What MiCA is, and who the EBA polices
MiCA — the Markets in Crypto-Assets regulation — is the world's most comprehensive crypto framework. It requires firms offering crypto services in the EU to hold a license, keep capital reserves and meet disclosure rules. By July 1, companies must have secured formal authorization from a national regulator to keep operating legally in the bloc.
The EBA is the EU's banking watchdog, and its slice of MiCA is the part that looks most like money: it supervises stablecoin issuers — the companies behind tokens pegged to a currency like the euro or dollar, which MiCA splits into "asset-referenced tokens" and "e-money tokens." (Other crypto businesses — exchanges, custodians, brokers — fall under the EU's markets regulator, ESMA.) The logic is simple: tokens that behave like cash get bank-style oversight.
The penalty scale
The headline is the size of the fines. Under the EBA's proposed methodology, penalties for issuers of significant asset-referenced tokens could reach a ceiling of 12.5% of annual turnover — that is, of total revenue, not just profit — while issuers of significant e-money tokens could face up to 10%. As an alternative, regulators could levy twice the profits generated by the violation. The framework lays out a two-step process: gauge the severity of a breach, then dial the fine up for aggravating factors (like repeat offenses) or down for mitigating ones (like quick fixes).

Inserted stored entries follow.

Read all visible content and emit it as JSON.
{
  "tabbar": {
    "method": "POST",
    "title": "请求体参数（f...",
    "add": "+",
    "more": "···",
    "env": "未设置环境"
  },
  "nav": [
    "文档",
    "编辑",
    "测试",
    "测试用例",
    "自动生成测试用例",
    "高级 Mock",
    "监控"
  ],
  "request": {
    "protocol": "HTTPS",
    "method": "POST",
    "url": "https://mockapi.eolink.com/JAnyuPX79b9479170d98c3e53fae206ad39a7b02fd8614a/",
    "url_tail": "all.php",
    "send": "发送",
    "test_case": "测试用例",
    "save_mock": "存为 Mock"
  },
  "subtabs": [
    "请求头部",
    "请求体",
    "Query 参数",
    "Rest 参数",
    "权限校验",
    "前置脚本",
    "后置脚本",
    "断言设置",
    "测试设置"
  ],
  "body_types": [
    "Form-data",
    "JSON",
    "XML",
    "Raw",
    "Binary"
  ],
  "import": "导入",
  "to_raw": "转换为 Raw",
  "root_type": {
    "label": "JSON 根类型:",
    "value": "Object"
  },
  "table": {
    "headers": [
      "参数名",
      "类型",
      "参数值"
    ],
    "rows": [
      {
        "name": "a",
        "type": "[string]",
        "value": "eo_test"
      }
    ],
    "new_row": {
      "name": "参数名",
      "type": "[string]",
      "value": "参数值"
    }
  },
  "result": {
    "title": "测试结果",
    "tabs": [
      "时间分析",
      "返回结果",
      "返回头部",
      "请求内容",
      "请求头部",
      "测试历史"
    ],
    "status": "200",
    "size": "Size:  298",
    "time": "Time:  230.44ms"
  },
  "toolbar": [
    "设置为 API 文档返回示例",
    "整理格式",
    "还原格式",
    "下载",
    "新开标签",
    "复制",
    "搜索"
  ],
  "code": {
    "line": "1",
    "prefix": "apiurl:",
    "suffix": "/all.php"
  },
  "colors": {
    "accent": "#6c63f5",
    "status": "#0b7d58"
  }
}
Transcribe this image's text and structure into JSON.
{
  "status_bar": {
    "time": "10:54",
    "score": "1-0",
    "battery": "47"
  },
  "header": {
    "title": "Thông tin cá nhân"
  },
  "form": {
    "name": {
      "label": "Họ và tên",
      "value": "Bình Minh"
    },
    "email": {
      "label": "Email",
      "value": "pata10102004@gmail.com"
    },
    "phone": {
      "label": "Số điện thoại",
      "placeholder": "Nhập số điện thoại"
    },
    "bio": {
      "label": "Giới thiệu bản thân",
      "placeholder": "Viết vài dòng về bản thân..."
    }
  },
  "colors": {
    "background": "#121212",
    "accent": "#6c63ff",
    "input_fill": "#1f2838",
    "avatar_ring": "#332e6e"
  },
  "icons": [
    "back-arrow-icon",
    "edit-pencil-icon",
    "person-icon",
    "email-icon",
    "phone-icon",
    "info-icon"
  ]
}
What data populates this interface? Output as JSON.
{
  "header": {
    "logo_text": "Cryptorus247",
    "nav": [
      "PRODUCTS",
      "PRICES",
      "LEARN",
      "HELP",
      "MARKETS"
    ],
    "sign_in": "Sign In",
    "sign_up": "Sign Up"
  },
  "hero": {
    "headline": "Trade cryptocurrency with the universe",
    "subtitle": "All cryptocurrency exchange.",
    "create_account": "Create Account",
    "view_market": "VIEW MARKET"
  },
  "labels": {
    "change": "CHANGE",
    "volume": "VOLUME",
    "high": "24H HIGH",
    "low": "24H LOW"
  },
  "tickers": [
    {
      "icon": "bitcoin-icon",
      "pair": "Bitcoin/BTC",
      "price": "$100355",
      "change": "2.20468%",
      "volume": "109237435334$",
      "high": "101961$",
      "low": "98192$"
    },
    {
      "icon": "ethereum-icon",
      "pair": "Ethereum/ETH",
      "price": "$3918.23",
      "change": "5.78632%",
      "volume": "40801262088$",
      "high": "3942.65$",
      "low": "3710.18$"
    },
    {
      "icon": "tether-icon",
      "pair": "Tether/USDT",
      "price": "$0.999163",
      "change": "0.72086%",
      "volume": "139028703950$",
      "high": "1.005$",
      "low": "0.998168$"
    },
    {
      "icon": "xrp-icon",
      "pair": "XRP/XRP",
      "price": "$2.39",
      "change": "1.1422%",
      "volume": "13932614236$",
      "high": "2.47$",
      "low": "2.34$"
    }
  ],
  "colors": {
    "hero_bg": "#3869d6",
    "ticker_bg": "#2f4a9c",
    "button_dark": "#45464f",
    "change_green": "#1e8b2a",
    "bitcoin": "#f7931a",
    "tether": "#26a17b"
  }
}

Turnover-based fines are deliberately punishing: tied to a firm's revenue, they scale with size, so a large issuer faces a far bigger absolute hit than a small one. The aim is also consistency — a single, published yardstick is meant to stop firms from shopping around for the EU country with the softest enforcement.
Why it matters now
The framework turns MiCA from a rulebook into something with real consequences, and the timing sharpens the point. The industry is already feeling the squeeze of the July 1 deadline: Binance, the world's largest exchange, recently withdrew a MiCA license application and warned of service changes for EU users, and saw heavy withdrawals — net outflows of nearly $2 billion in a single day during the week, per the data Cointelegraph cited. Boursel has covered that strain.
For the crypto industry, the message from Brussels is that the era of operating in Europe's regulatory grey zones is ending. Stablecoin issuers and other firms now have to assume that breaking the rules carries fines measured as a share of revenue — potentially in the millions or more for big players. Some smaller projects may simply leave the EU; larger ones will spend heavily on compliance. The broader significance is the template effect: MiCA, and now its enforcement machinery, is being watched by regulators worldwide as the model for how to bring crypto fully inside the financial system's rules. One note of nuance: the EBA's figures are a proposed methodology, out for input before they are finalized — but the direction of travel, toward hard enforcement, is unmistakable.